T. J. Pempel is the Jack M.
Forcey Professor of Political Science at the University of California,
Berkeley. He has been on the Berkeley faculty since 2001. He has also held
positions at Cornell University, the University of Colorado, the University of
Wisconsin and the University of Washington. From 2001 until 2006 he was the
director of Berkeley’s Institute of East Asian Studies. He is a presidential
appointee to the Japan US Friendship Commission. His research focuses on
comparative politics, Japanese political economy, and Asian regional issues. He
has published over 120 articles and 24 books. Recent books include Security
Cooperation in Northeast Asia (Routledge, 2012); The Economic-Security Nexus in
Northeast Asia (Routledge, 2013), and Japan in Crisis (ASAN, 2013) and, in
2015, a co-edited volume with Keiichi Tsunekawa entitled Two Crises; Different
Reactions: East Asia and Global Finance (Cornell UP). This last examines why
Asia was so badly devastated by the crisis of 1997-98 but in 2008-2009 did so
well compared to Europe and the US.
Award Information
am requesting funding for two years of research support to pursue a project investigating the ways in which governments in the industrialized world have dealt with three interlinked problems: financial liberalization, foreign district investment, and domestic social protection.
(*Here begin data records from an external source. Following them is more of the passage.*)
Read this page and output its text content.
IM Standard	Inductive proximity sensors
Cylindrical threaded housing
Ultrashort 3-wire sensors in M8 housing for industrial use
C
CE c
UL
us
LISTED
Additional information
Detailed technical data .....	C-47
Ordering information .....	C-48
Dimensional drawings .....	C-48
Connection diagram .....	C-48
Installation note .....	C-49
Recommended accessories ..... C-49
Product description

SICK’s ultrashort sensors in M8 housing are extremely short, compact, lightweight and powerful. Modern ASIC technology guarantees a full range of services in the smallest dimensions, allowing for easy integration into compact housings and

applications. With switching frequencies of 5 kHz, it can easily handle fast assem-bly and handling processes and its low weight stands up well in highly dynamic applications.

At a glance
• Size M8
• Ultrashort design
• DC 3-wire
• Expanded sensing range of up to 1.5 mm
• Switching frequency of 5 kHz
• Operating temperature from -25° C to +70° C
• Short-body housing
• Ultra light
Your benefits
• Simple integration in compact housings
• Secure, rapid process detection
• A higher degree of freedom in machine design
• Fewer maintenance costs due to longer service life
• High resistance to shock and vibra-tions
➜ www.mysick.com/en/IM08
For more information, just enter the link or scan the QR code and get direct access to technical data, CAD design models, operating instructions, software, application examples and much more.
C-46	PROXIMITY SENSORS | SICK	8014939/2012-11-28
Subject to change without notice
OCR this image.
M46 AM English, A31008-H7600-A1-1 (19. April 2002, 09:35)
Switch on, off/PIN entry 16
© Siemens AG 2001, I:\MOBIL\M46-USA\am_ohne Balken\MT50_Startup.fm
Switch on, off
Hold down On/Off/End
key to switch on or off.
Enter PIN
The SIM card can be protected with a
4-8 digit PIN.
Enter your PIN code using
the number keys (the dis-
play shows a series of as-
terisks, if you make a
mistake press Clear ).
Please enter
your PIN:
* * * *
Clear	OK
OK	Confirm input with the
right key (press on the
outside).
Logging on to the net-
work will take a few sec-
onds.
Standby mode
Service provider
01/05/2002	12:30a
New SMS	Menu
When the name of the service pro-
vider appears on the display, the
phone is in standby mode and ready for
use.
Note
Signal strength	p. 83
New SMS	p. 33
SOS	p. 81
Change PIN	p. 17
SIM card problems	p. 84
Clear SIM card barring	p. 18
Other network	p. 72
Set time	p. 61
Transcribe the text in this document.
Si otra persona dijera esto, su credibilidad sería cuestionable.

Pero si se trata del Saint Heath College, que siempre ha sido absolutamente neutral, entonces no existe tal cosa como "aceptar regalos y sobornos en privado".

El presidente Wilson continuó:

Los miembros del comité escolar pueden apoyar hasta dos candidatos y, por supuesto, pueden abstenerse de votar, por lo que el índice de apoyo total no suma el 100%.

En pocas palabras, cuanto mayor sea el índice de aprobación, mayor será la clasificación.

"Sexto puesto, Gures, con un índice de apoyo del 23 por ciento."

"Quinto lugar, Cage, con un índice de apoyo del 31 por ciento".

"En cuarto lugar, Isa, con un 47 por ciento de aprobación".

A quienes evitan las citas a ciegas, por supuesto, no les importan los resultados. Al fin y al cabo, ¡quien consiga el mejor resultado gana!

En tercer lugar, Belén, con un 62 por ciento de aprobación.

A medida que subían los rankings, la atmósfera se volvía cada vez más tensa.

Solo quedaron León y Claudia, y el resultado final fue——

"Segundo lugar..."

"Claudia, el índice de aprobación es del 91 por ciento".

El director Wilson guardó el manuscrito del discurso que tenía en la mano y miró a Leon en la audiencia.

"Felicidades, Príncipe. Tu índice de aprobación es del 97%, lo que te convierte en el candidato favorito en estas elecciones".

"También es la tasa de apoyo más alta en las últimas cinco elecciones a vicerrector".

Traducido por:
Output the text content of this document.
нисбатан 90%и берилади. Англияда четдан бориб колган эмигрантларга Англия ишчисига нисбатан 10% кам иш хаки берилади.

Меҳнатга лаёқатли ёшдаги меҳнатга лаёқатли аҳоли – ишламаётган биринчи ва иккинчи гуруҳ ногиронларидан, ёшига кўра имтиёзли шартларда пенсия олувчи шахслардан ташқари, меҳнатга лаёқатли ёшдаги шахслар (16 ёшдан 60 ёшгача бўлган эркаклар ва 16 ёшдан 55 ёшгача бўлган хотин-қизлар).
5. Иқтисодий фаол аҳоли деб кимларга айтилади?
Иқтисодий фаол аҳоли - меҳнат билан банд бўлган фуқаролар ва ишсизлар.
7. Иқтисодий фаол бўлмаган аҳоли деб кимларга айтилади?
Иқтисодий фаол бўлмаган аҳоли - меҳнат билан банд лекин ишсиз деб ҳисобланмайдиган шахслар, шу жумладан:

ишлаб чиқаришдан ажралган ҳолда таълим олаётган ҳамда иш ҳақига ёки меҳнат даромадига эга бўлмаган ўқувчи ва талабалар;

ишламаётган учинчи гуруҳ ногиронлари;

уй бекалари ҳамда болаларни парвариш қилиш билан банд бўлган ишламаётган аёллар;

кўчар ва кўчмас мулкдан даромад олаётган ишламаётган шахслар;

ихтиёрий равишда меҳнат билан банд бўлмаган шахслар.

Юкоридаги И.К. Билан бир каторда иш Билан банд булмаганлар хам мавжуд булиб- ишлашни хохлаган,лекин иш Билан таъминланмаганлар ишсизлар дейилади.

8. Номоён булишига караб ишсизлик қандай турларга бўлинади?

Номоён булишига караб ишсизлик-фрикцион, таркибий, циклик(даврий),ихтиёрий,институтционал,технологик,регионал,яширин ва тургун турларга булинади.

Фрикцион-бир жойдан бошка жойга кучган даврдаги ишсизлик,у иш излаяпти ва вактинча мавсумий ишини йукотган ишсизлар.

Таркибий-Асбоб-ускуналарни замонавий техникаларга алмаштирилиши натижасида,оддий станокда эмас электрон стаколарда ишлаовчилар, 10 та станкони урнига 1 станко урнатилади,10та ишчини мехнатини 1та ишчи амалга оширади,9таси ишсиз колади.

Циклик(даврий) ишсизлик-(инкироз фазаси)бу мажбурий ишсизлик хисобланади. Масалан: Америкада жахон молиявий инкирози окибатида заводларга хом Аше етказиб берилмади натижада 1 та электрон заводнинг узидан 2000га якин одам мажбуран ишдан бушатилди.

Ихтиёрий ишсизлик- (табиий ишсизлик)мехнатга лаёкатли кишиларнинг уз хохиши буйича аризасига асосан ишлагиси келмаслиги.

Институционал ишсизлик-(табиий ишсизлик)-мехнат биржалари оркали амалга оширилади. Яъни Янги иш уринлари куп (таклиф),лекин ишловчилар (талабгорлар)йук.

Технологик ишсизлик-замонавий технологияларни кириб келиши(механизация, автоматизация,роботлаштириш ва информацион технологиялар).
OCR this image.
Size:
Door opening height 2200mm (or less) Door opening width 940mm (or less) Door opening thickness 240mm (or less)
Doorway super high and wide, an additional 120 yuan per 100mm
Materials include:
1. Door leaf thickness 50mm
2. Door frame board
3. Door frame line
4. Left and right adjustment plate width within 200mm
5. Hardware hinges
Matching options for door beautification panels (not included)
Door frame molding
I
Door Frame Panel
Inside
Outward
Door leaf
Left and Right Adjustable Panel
My principal focus will involve a comparison of Britain, the United States, Japan, and Germany. The central question concerns the extent to which financial liberalization and overseas investment have taken place in all four, as well as the extent to which these have, or have not, been accompanied by a decrease in social welfare provisions. In Britain and the United States all three trends have been linked for a decade or more. But in Germany, and many other continental European countries, there has been strong resistance to financial deregulation largely as a consequence of institutionalized commitments to social welfare and the political power of those reluctant to see them ended. Japan has made many moves toward financial deregulation and expanded overseas investment, and is currently considering even greater financial liberalization. The extent to which these moves will be carried out, combined with the degree to which social welfare provisions will or will not suffer, remain contested political issues. The differentiated responses of the four countries are the principal focus of my proposed work.